"Kiss me hard before you go, summertime sadness.
I just wanted you to know, 'that baby you're the best'."
So goes the first lyrics of "Summertime Sadness" by Lana Del Rey. It's already been released as a single outside America, and for good reasons. It's a nostalgic lament of Lana's last night with a lover.
One source claims the song is actually about a boyfriend who died, and this is a reflection. Regardless, the second verse describes Lana speeding down a road, not caring if she crashes. In any case, that's some grim subtext going on.
It's a downbeat yet subtly beautiful song that serves well as the second-to-last track on the album Born to Die,
Does the latest video do justice?
Music Video Review
In this video, the artistry demonstrated in Lana Del Rey's earlier music videos, such as "Video Games", is mashed together with the current streak such as the Instagram-framed "National Anthem".
This time though, whoever is responsible for the video had fun fiddling with colors. Instead of having a thick anchor into reality, or a coherent story, the focus is saturating the shots in a faded fog, emphasizing more on "sadness" than "summertime". (The fact that the video was released yesterday, in July, covered that aspect.)
And instead of Lana Del Rey being opposite to the black A$AP Rocky, the love interest is Jamie King--a woman. Both fall to their deaths with emotional symbolism. Oh, and Lana Del Rey pulling a Nicki Minaj face along the way.
Unfortunately, this music video lacked compared to "National Anthem", "Born to Die" and even "Blue Jeans".
Love and Death: The Common Themes
So far, Lana Del Rey has two "eras", so to say.
The first era are the archive videos. Basically, Lana Del Rey took footage from various sources, along with shots of her from a web camera. The music video for "Video Games" falls into this, along with the first version of "Blue Jeans", the video for "Carmen", and several other unreleased tracks scattered throughout YouTube. (Look for the demo of "Diet Mtn Dew" [sic]).
The second era are the professional videos. This is "Born to Die", the second version of "Blue Jeans", "National Anthem", and "Summertime Sadness". All the singles except the first one.
What do they all have in common?
Love and death.
Each video take on a different concept, but all four use the same themes.
- "Born to Die" frames a steamy yet abusive relationship. Their love "drives" Lana to her death.
- "Blue Jeans" shows Lana lusting for the love interest. She ends up drowning.
- "National Anthem" shows the happy marriage between Lana and her love interest. An outside force takes his life.
- "Summertime Sadness" shows the relationship between Lana and her female love interest. Both commit suicide by falling to their deaths.
Four ways to love. Four ways to die.
What's "Summertime Sadness" LacksHowever, the video of "Summertime Sadness" takes a blow due to one hanging question: "Why do they commit suicide?"
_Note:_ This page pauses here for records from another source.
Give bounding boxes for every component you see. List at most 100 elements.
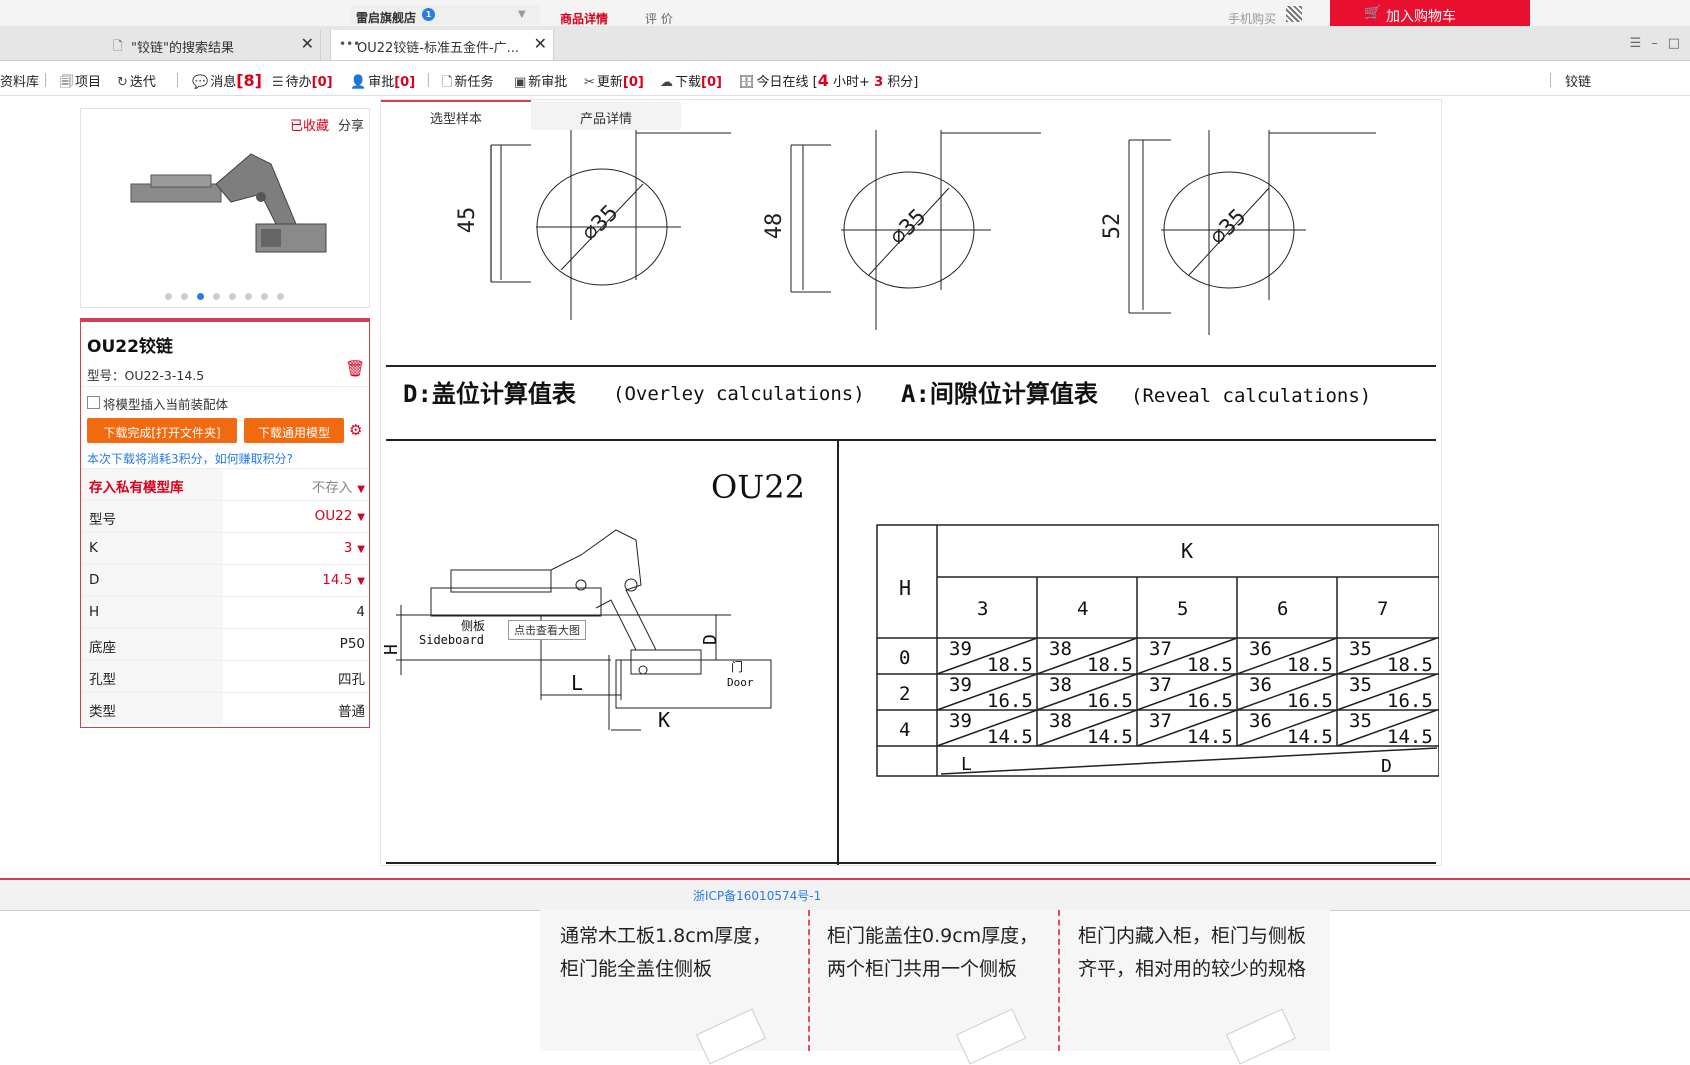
tab-label: 产品详情 — [579, 112, 632, 127]
view-large-tooltip[interactable]: 点击查看大图 — [508, 620, 586, 640]
chevron-down-icon: ▼ — [518, 9, 526, 20]
insert-model-checkbox[interactable] — [87, 396, 100, 409]
tab-product-detail[interactable]: 产品详情 — [531, 102, 681, 130]
property-key: K — [89, 540, 98, 556]
project-icon: 🗐 — [60, 75, 73, 90]
property-key: H — [89, 604, 100, 620]
toolbar-project[interactable]: 🗐 项目 — [60, 71, 101, 95]
online-mid: 小时+ — [833, 75, 870, 90]
browser-tab-search[interactable]: 🗋 "铰链"的搜索结果 ✕ — [105, 30, 321, 60]
table-l-value: 37 — [1149, 710, 1172, 732]
toolbar-label: 审批 — [368, 75, 395, 90]
download-generic-button[interactable]: 下载通用模型 — [244, 418, 344, 443]
add-to-cart-button[interactable]: 🛒 加入购物车 — [1330, 0, 1530, 26]
table-d-value: 14.5 — [987, 726, 1033, 748]
table-l-value: 35 — [1349, 638, 1372, 660]
carousel-dot[interactable] — [213, 293, 220, 300]
window-controls[interactable]: ☰–□ — [1630, 36, 1690, 51]
carousel-dot[interactable] — [245, 293, 252, 300]
tab-selection-sample[interactable]: 选型样本 — [381, 100, 531, 132]
property-row-k[interactable]: K 3 ▼ — [81, 532, 369, 564]
property-row-h: H4 — [81, 596, 369, 628]
download-done-button[interactable]: 下载完成[打开文件夹] — [87, 418, 237, 443]
points-note-link[interactable]: 本次下载将消耗3积分，如何赚取积分? — [87, 450, 293, 467]
dim-diameter-label: ⌀35 — [578, 200, 624, 246]
property-key: 类型 — [89, 704, 116, 720]
hinge-product-image[interactable] — [121, 139, 331, 269]
carousel-dot[interactable] — [165, 293, 172, 300]
toolbar-search-text[interactable]: 铰链 — [1565, 71, 1591, 90]
circle-diagram-2: 48 ⌀35 — [762, 130, 1041, 330]
user-icon: 👤 — [350, 75, 367, 90]
divider — [1058, 910, 1060, 1051]
gear-icon[interactable]: ⚙ — [349, 421, 362, 439]
technical-drawing[interactable]: 45 ⌀35 48 ⌀35 52 ⌀35 D:盖位计算值表 (Overley c… — [381, 130, 1439, 865]
store-detail-below: 通常木工板1.8cm厚度，柜门能全盖住侧板 柜门能盖住0.9cm厚度，两个柜门共… — [540, 910, 1330, 1065]
property-table: 存入私有模型库 不存入 ▼ 型号 OU22 ▼ K 3 ▼ D 14.5 ▼ H4 底座 P50 … — [81, 468, 369, 724]
table-l-value: 38 — [1049, 638, 1072, 660]
online-points: 3 — [874, 75, 884, 90]
toolbar-iteration[interactable]: ↻ 迭代 — [117, 71, 156, 90]
store-tab-detail[interactable]: 商品详情 — [560, 10, 608, 27]
mobile-buy-link[interactable]: 手机购买 — [1228, 10, 1276, 27]
toolbar-update[interactable]: ✂ 更新[0] — [584, 71, 644, 90]
online-suffix: 积分] — [887, 75, 919, 90]
store-tab-review[interactable]: 评 价 — [645, 10, 673, 27]
toolbar-download[interactable]: ☁ 下载[0] — [660, 71, 722, 90]
close-icon[interactable]: ✕ — [301, 34, 314, 53]
table-k-value: 7 — [1377, 598, 1388, 620]
toolbar-todo[interactable]: ☰ 待办[0] — [272, 71, 333, 90]
property-row-d[interactable]: D 14.5 ▼ — [81, 564, 369, 596]
icp-license-link[interactable]: 浙ICP备16010574号-1 — [693, 887, 821, 904]
toolbar-divider — [45, 73, 46, 87]
table-d-value: 18.5 — [1187, 654, 1233, 676]
favorited-link[interactable]: 已收藏 — [290, 115, 329, 134]
table-d-value: 14.5 — [1087, 726, 1133, 748]
carousel-dot[interactable] — [277, 293, 284, 300]
toolbar-label: 资料库 — [0, 75, 40, 90]
toolbar-label: 待办 — [285, 75, 312, 90]
table-l-value: 35 — [1349, 674, 1372, 696]
property-value: 普通 — [338, 704, 365, 720]
approval-count: [0] — [394, 75, 416, 90]
property-key: 存入私有模型库 — [89, 480, 184, 496]
property-row-private-lib[interactable]: 存入私有模型库 不存入 ▼ — [81, 468, 369, 500]
dim-height-label: 45 — [455, 207, 480, 234]
table-l-value: 37 — [1149, 674, 1172, 696]
dim-k-label: K — [658, 708, 670, 732]
toolbar-online-stats: 🗄 今日在线 [4 小时+ 3 积分] — [738, 71, 918, 90]
toolbar-library[interactable]: 资料库 — [0, 71, 39, 90]
browser-tab-product[interactable]: ••• OU22铰链-标准五金件-广... ✕ — [330, 30, 554, 60]
carousel-dot-active[interactable] — [197, 293, 204, 300]
toolbar-label: 下载 — [675, 75, 702, 90]
store-name: 雷启旗舰店 — [356, 11, 417, 25]
add-to-cart-label: 加入购物车 — [1386, 9, 1456, 25]
hinge-thumbnail — [955, 1008, 1027, 1065]
model-number: 型号：OU22-3-14.5 — [87, 368, 205, 383]
toolbar-new-task[interactable]: 🗋 新任务 — [442, 71, 493, 95]
close-icon[interactable]: ✕ — [534, 34, 547, 53]
circle-diagram-3: 52 ⌀35 — [1100, 130, 1376, 335]
store-name-dropdown[interactable]: 雷启旗舰店 1 ▼ — [350, 5, 540, 25]
overlay-heading-en: (Overley calculations) — [613, 383, 865, 405]
trash-icon[interactable]: 🗑 — [345, 359, 365, 378]
property-row-model[interactable]: 型号 OU22 ▼ — [81, 500, 369, 532]
toolbar-approval[interactable]: 👤 审批[0] — [350, 71, 415, 90]
dim-d-label: D — [700, 634, 721, 645]
table-l-value: 35 — [1349, 710, 1372, 732]
carousel-dots[interactable] — [165, 285, 293, 304]
property-value: 四孔 — [338, 672, 365, 688]
toolbar-messages[interactable]: 💬 消息[8] — [192, 71, 262, 90]
carousel-dot[interactable] — [261, 293, 268, 300]
carousel-dot[interactable] — [181, 293, 188, 300]
carousel-dot[interactable] — [229, 293, 236, 300]
toolbar-divider — [1550, 73, 1551, 87]
share-link[interactable]: 分享 — [338, 115, 364, 134]
table-h-value: 0 — [899, 647, 910, 669]
qr-code-icon[interactable] — [1286, 6, 1302, 22]
toolbar-new-approval[interactable]: ▣ 新审批 — [514, 71, 567, 90]
toolbar-label: 消息 — [210, 75, 237, 90]
product-info-card: OU22铰链 型号：OU22-3-14.5 🗑 将模型插入当前装配体 下载完成[… — [80, 318, 370, 728]
document-icon: 🗋 — [113, 39, 123, 53]
property-row-type: 类型 普通 — [81, 692, 369, 724]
It's clear how the deaths in the other three videos happen (even if the one in "Blue Jeans" it mostly metaphorically). One problem with Lana and Jamie's relationship as shown is that we only catch glimpses through artsy shots. We see them happy together, and clearer shots of Jamie looking sad and forlorn, but why?
What happened that caused them both to throw themselves off ledges?
Maybe if "Summertime Sadness" made a little more sense, it would have topped "National Anthem" and "Born to Die" in emotional impact.
But taking a different direction detracted from the overall quality.
YOUR TURN: What are your thoughts on the music video for "Summertime Sadness"?
PS: Although one source says that "Dark Paradise" is the next music video, I'm holding off for "Off to the Races" to have a music video. Maybe one day, I'll explain why.